Any advice/suggestions will be appreciated.

Thanks,

Alark

Your edges get brighter when you hit a spot with low density?
Does it get better with increased resolution?
If not, is there a lighting calculation done per pixel?
For normal calculation, do you read the density data axis aligned in texture space or axis aligned in view space?
Do it in texture space. Read in the center of the voxels, use six lookups with nearest filtering and deduct the normal. Don’t forget to normalize it.

One way is to improve the sampling characteristics; pre-integration would work well. A simpler approach is to break up the regular sampling that leads to Moire patterns. Instead of just using the first hit on the bounding box as the first sample point, jitter it by some random fraction of the sampling distance along the ray (and then increment the position by the sampling distance as usual). That should result in a noisier image but at much lower frequencies.

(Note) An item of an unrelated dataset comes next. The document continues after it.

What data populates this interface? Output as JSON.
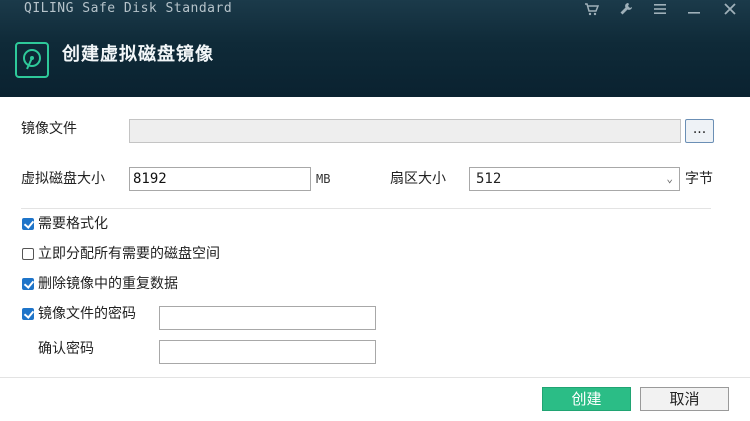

Aliasing is usually an effect of not sampling at a rate high enough to reproduce a signal. The sampling rate necessary for volume rendering not only depends on the size of your voxels, i.e. the highest frequencies in your volume data, but also on your color and alpha-lookup tables. If you use luts (so called transfer functions) with high frequencies you have to sample at a much higher rate. For example, to render a surface – like you did – you have a lookup table that contains a step function for the alpha channel, which results in an infinite frequency in your mapped volume data. So you basically would have to sample extremely high to get nice looking images.